Thursday, November 01, 2007

Giuliani's Man

The reason Attorney General nominee Michael Mukasey isn't renouncing the unitary Executive or copping the U.S. to torture is because he's keeping all the doors open for his ex-colleague, Rudy Giuliani. Mukasey's son runs the white collar crime division of Giuliani's law firm (i.e. defending rich executive criminals). It's all here, nothing anybody doesn't know in D.C.

For a spell I thought that he's just dodging the torture question and going the wrong way on executive power because he's basically an honest guy but can't be seen as speaking out against his boss just before landing the job. I thought maybe the Dems were crazy to be drawing the line on this particular guy -- isn't the next nominee Bush/Cheney sends going to be worse?

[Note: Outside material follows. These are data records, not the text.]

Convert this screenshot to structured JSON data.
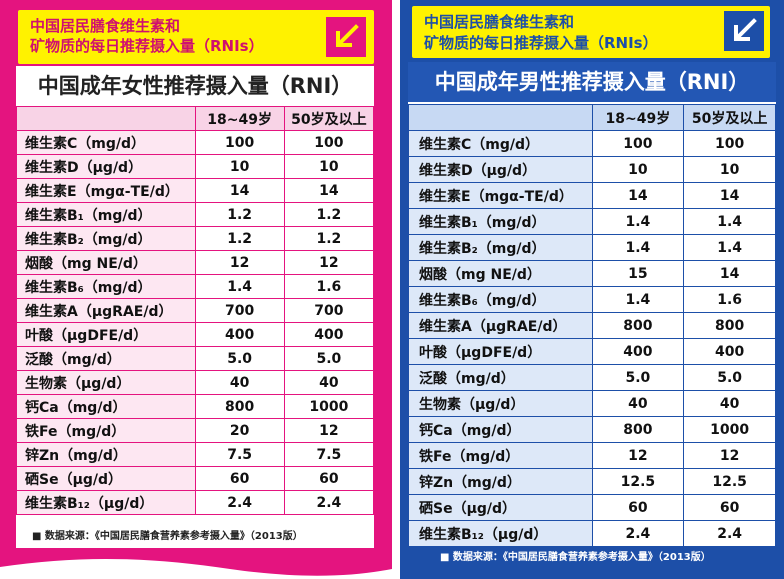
{
  "banner": {
    "line1": "中国居民膳食维生素和",
    "line2": "矿物质的每日推荐摄入量（RNIs）"
  },
  "female": {
    "title": "中国成年女性推荐摄入量（RNI）",
    "headers": [
      "",
      "18~49岁",
      "50岁及以上"
    ],
    "rows": [
      [
        "维生素C（mg/d）",
        "100",
        "100"
      ],
      [
        "维生素D（μg/d）",
        "10",
        "10"
      ],
      [
        "维生素E（mgα-TE/d）",
        "14",
        "14"
      ],
      [
        "维生素B₁（mg/d）",
        "1.2",
        "1.2"
      ],
      [
        "维生素B₂（mg/d）",
        "1.2",
        "1.2"
      ],
      [
        "烟酸（mg NE/d）",
        "12",
        "12"
      ],
      [
        "维生素B₆（mg/d）",
        "1.4",
        "1.6"
      ],
      [
        "维生素A（μgRAE/d）",
        "700",
        "700"
      ],
      [
        "叶酸（μgDFE/d）",
        "400",
        "400"
      ],
      [
        "泛酸（mg/d）",
        "5.0",
        "5.0"
      ],
      [
        "生物素（μg/d）",
        "40",
        "40"
      ],
      [
        "钙Ca（mg/d）",
        "800",
        "1000"
      ],
      [
        "铁Fe（mg/d）",
        "20",
        "12"
      ],
      [
        "锌Zn（mg/d）",
        "7.5",
        "7.5"
      ],
      [
        "硒Se（μg/d）",
        "60",
        "60"
      ],
      [
        "维生素B₁₂（μg/d）",
        "2.4",
        "2.4"
      ]
    ],
    "source": "■ 数据来源：《中国居民膳食营养素参考摄入量》（2013版）"
  },
  "male": {
    "title": "中国成年男性推荐摄入量（RNI）",
    "headers": [
      "",
      "18~49岁",
      "50岁及以上"
    ],
    "rows": [
      [
        "维生素C（mg/d）",
        "100",
        "100"
      ],
      [
        "维生素D（μg/d）",
        "10",
        "10"
      ],
      [
        "维生素E（mgα-TE/d）",
        "14",
        "14"
      ],
      [
        "维生素B₁（mg/d）",
        "1.4",
        "1.4"
      ],
      [
        "维生素B₂（mg/d）",
        "1.4",
        "1.4"
      ],
      [
        "烟酸（mg NE/d）",
        "15",
        "14"
      ],
      [
        "维生素B₆（mg/d）",
        "1.4",
        "1.6"
      ],
      [
        "维生素A（μgRAE/d）",
        "800",
        "800"
      ],
      [
        "叶酸（μgDFE/d）",
        "400",
        "400"
      ],
      [
        "泛酸（mg/d）",
        "5.0",
        "5.0"
      ],
      [
        "生物素（μg/d）",
        "40",
        "40"
      ],
      [
        "钙Ca（mg/d）",
        "800",
        "1000"
      ],
      [
        "铁Fe（mg/d）",
        "12",
        "12"
      ],
      [
        "锌Zn（mg/d）",
        "12.5",
        "12.5"
      ],
      [
        "硒Se（μg/d）",
        "60",
        "60"
      ],
      [
        "维生素B₁₂（μg/d）",
        "2.4",
        "2.4"
      ]
    ],
    "source": "■ 数据来源：《中国居民膳食营养素参考摄入量》（2013版）"
  },
  "colors": {
    "female_accent": "#e4147f",
    "male_accent": "#1d4fa8",
    "banner": "#fff200"
  },
  "icons": {
    "banner_arrow": "arrow-down-left-icon"
  }
}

Sen. Edward "Ted" Kennedy (D-MA), surprisingly, lays down the law with clarity:

Waterboarding is torture. Torture is unacceptable. Period.

If Michael Mukasey won't stand up to President Bush and tell him that, then he doesn't deserve to be Attorney General.


You know what seals it for me? The rightwing in America won't stop selling waterboarding as no big deal, not us, not the way we do it, not if we do it:

Cafferty: And now Mr Mukasey can’t say whether waterboarding is torture cause if he does, liability suddenly accrues for a whole lot of folks and who knows what the consequences are. Meanwhile, Gonzalez is wondering around happy as a clam. he out to be in jail for what he did. He didn’t answer questions on Capitol hill, he didn’t cooperate with the subpoenas, he couldn’t remember anything when he was asked. And then he’s allowed to resign and walk into the sunshine…

Mardsen: Well I think we do have to define torture. One man’s torture is another man’s CIA’s sponsored swim lesson.


Let's go torture now, everybody's learning how

C'mon surf safari with me.

1 comment:

Anonymous said...

I'm a bit surprised CNN put Rachel Marsden on air since she's, um, crazy.